The curator of the "Erotic Picasso" show in Paris talks about why the artist's most ribald work probably won't come to the U.S.
May 10, 2001 | "Why not put genitals where our eyes are and our eyes between our legs?" Picasso once asked. It was a rhetorical question for a painter whose work was driven at times by an almost fetishistic interest in sex. Flesh, folds, phalluses, slits, holes (and what the surrealists called "the toothed vagina") -- Picasso painted a voluptuous, tumescent world of opposing forces and forms, a ribald pleasure palace of the senses. The "Erotic Picasso" exhibition currently at the Jeu de Paume in Paris is the first show ever dedicated to the master's libidinal soul.
The more than 300 works in the show map the erotic landscapes that made up Picasso's world, and half of them have never before been publicly shown. (They come from private collections.) Largely inspired by the bordello, the young Picasso sucked on the teat of his own sexual imagination and, one assumes, interests. More than just garden-variety sex is depicted here. There are orgies, oral sex, masturbation and lesbian love. The works are at once obscene and tender, vulnerable and bawdy. Not only is the sex heterosexual and homosexual, in some cases it's zoomorphic.
The naturalism in Picasso's early work quickly gave way to an extraordinarily diverse range of erotic symbolism. Bulls and centaurs came on the scene, along with his trademark polymorphously sexual Minotaur. The dualities of love and death loomed large on his canvas with the advance of age, as did a consistent theatrical strain of voyeurism, which reached an apex when Picasso was well into his 80s.

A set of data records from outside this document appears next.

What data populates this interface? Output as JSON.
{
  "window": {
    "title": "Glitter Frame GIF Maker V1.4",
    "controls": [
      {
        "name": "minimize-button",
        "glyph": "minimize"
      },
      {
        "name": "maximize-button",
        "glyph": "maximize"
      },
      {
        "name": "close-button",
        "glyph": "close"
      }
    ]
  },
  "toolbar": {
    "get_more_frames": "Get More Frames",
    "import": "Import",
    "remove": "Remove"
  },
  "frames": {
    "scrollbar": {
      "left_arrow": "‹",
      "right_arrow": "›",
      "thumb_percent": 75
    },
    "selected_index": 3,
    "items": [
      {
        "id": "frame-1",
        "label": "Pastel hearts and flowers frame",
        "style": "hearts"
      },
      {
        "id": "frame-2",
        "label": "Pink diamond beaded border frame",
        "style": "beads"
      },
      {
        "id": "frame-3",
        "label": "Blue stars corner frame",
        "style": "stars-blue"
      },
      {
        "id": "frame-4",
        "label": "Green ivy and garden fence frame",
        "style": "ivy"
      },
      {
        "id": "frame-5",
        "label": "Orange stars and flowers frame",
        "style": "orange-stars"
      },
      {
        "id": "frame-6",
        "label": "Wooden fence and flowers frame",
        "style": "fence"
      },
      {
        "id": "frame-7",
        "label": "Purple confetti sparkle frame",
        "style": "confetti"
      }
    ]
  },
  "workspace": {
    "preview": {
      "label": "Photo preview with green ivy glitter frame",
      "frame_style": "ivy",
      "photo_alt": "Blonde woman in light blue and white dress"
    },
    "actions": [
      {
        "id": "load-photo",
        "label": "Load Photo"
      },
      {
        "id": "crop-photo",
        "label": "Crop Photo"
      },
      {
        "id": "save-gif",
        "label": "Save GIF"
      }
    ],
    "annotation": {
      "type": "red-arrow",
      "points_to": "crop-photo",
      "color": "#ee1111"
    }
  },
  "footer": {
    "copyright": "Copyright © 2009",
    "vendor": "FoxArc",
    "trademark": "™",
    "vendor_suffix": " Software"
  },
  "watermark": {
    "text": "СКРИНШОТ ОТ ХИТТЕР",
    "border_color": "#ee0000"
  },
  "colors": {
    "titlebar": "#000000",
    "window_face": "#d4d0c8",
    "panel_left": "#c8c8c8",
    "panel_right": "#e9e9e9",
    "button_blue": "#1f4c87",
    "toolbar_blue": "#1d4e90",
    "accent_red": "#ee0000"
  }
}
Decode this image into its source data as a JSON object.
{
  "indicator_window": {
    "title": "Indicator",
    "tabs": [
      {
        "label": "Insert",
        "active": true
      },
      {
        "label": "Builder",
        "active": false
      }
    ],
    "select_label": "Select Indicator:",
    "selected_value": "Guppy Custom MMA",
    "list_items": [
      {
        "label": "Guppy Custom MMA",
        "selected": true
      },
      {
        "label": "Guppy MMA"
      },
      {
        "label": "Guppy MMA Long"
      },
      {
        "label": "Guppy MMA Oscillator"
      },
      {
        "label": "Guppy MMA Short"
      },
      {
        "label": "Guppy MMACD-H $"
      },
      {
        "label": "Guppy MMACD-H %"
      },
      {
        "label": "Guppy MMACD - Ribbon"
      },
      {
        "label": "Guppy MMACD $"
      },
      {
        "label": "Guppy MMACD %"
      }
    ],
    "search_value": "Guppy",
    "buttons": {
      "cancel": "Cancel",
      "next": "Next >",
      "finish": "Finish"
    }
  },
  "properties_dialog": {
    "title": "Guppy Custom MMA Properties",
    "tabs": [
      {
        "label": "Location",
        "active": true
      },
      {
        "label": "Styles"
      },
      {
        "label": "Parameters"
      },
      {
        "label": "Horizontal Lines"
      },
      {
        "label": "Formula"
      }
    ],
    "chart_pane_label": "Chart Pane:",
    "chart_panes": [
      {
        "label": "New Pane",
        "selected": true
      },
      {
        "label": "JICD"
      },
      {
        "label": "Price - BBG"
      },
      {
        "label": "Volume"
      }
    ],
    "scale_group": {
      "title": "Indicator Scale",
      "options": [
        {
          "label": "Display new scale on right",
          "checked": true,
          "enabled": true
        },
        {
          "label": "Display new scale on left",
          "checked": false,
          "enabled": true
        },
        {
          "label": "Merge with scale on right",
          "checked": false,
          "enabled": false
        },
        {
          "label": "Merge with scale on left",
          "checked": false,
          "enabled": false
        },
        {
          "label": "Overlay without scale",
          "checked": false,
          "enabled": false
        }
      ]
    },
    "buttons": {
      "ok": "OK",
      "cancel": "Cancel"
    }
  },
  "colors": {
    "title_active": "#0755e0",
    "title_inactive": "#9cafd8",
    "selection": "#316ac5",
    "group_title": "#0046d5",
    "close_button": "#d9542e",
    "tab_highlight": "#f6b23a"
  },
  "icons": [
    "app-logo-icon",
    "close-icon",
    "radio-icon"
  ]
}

Sadly, this vast exhibition has been ignored by the American curatorial world, suggesting to its curator and others a certain consensual Puritanism about the role of public art. Says art historian Jean Clair, "You have to be American to believe that art must educate children and purify adults, that it is necessary for the welfare of an enlightened society ... the artist is a criminal, an outlaw, a pervert." Picasso put it differently. "Art is not chaste," he once said. "Yes, art is dangerous. If it is chaste, it is not art."
To get the inside out on priapic Picasso, Salon spoke recently with Gérard Régnier, director of the Picasso Museum in Paris and curator of "Erotic Picasso."
How did the exhibition come to pass?
There's nothing original in the idea. I think everyone has always wanted to do an exhibition on erotic Picasso. All of Picasso's oeuvre is erotic, the most erotic that exists in the world. Doing a show on this subject is compelling, interesting and most exciting, in every sense of the word. When I became the director of the museum I realized that there had never been a show on the erotic Picasso. It was a totally virgin subject, so to speak.
And why?
It's interesting. Maybe a sociologist could understand why. Perhaps for two reasons. First, in the austere and serious museum world, approaching art through the angle of eroticism is always a bit provocative. You have to find accomplices to do this. You have to find a team with whom you share a certain spiritual complicity for the subject. And that's not always easy to find. I found that [accomplice] when Jean-Jacques Lebel (a French artist and culture maven) came to me and asked, "Why not?" I replied, "OK. Let's do it."
And there's another deeper reason for this. The history of art, particularly of modern art, has always been controlled by a formalist approach and not an existential or erotic approach. We're more interested in little squares than we are in meaning, in particular in Picasso's case. We've been hypnotized and fascinated by his little squares -- the cubism -- without realizing that essentially all of Picasso's work is about curves. If you look at Picasso's work in its totality, he spent his life drawing voluptuous curves and very little time making squares. In fact, Picasso's cubist period was very, very brief.